EVALens

Retrieval Evaluation & CI Quality Gate for RAG Systems

CI Quality Gate Eval-First 7 Failure Categories DeepEval Scored

At a previous role, I was setting up customer support for a new B2B initiative. The knowledge base mixed inherited consumer docs with new business policies. When we explored an AI agent for frontline queries, it confidently answered from the wrong context — quoting consumer policies to business customers, mixing legacy with current plans. The failure mode wasn't "the AI doesn't know"; it was "the AI sounds right but isn't." EVALens catches this before it reaches production.

GitHub → DECISIONS.md →

✓ PR #10 — Passed

✕ PR #11 — Blocked

"Every PR runs the full 30-query eval set. Change one config parameter — retrieval_k from 4 to 1 — and the gate catches the regression."

30 queries. 7 failure categories. 3 questions.

Scores degrade left to right — by design.

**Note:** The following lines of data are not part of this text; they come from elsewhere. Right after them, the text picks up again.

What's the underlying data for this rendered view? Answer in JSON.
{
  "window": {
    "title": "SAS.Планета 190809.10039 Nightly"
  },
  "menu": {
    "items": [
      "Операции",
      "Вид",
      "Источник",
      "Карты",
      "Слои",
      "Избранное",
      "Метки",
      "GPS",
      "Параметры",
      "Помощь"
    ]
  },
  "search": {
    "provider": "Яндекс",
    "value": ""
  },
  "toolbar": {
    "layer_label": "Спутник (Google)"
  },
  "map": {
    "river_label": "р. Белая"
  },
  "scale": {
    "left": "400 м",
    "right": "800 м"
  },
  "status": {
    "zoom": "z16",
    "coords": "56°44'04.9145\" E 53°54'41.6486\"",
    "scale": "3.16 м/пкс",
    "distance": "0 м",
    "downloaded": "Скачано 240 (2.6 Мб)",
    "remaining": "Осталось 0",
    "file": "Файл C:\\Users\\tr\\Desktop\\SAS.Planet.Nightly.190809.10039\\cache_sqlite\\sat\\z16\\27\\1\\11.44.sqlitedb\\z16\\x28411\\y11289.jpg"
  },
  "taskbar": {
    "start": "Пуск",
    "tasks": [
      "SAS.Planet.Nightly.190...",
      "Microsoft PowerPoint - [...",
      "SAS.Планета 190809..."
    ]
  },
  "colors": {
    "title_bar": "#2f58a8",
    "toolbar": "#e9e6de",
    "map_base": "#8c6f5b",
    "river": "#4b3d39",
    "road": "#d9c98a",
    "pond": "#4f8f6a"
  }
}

Can it find the right answer?

Factual

7 queries

0.897

Caveat

6 queries

0.958

Synthesis

1 query

0.583

Can it handle bad information?

Conflict

4 queries

0.849

OOS

4 queries

0.812

Can it be trusted in production?

Safety

5 queries

0.715

Adversarial

3 queries

0.847

Ideal conditions → Progressive degrade → Active attack

Baseline metrics — k=4, chunk=1000

Contextual Precision

0.711

threshold 0.68

Gated

Contextual Recall

0.834

threshold 0.75

Gated

Faithfulness

0.950

not gated

Not gated

Answer Relevancy

0.888

not gated

Not gated

Cost per eval run: $0.0234

"Precision and recall are gated — they showed the strongest separation between configs. Faithfulness was too stable (0.95/0.90) to detect regression. Relevancy delta was too small (0.018) and too coarse — a useless answer can score 1.0 if it's on-topic."

Does the gate catch real regressions?

Config	Precision	Recall	Faithfulness	Relevancy	Gate
Baseline k=4, chunk=1000	0.711	0.834	0.950	0.888	PASS
Degraded retrieval k=1, chunk=1000	0.633	0.706	0.900	0.870	FAIL
Reduced chunking k=4, chunk=200	0.736	0.839	0.988	0.806	PASS

k=1 is the real regression

Precision dropped 0.078, recall dropped 0.128. Gate blocked it. Conflict queries hit hardest — dropped from 0.849 to 0.656.

chunk=200 is not a regression

Intercom's docs are written in short sections. Smaller chunks aligned with natural boundaries — precision marginally improved.

The meta-finding

The eval distinguishes impactful changes from non-impactful ones. A noisy gate blocks every change. A useful gate blocks only the ones that degrade quality.

Where the failures concentrate

Category averages hide per-pathology variation — this is where it surfaces.

multi_entity_retrieval: precision 0.000, recall 0.200

The Factual category averaged 0.897 — but this one pathology scored 0.000 on precision. The system retrieved pricing FAQs and add-on docs instead of the plans overview, then surfaced embedded hyperlinks as answers. Category averages masked a complete retrieval failure.

framing_dependent_conflict: collapsed under k=1

At baseline: precision 0.542, recall 0.833. Under k=1: precision 0.000, recall 0.000 — a complete collapse. Queries testing whether the system notices seat-type exclusions need chunks from multiple documents. One chunk is never enough.

Top regressions (baseline → k=1)

framing_dependent_conflict   Δprec −0.542   Δrecall −0.833
plausible_absence            Δprec −1.000   Δrecall  0.000
label_disambiguation         Δprec −0.500   Δrecall −1.000

python eval/analyze_pathology.py eval/results/baseline_results.json eval/results/regression_results.json

What the metrics catch — and miss

eval_014 · Synthesis · cross_doc_assembly

"If I'm on the Essential plan, can I use Fin with unlimited Copilot assistance?"

System said "no information provided" while its retrieved context contained the answer. Faithfulness scored 0.0 — not because the system hallucinated, but because it denied having information it had. The metric can't distinguish "made stuff up" from "denied having info it had."

eval_013 · Caveat · same_doc_multi_fact

"How much does Copilot cost if I pay monthly versus annually?"

Retrieved the right document. Reported the $29/month annual price. Stated "no mention of a monthly cost" — when $35/seat/month was in the same document. Retrieval metrics scored well (recall 1.0). The model failed to use what it retrieved. Precision and recall can't catch this.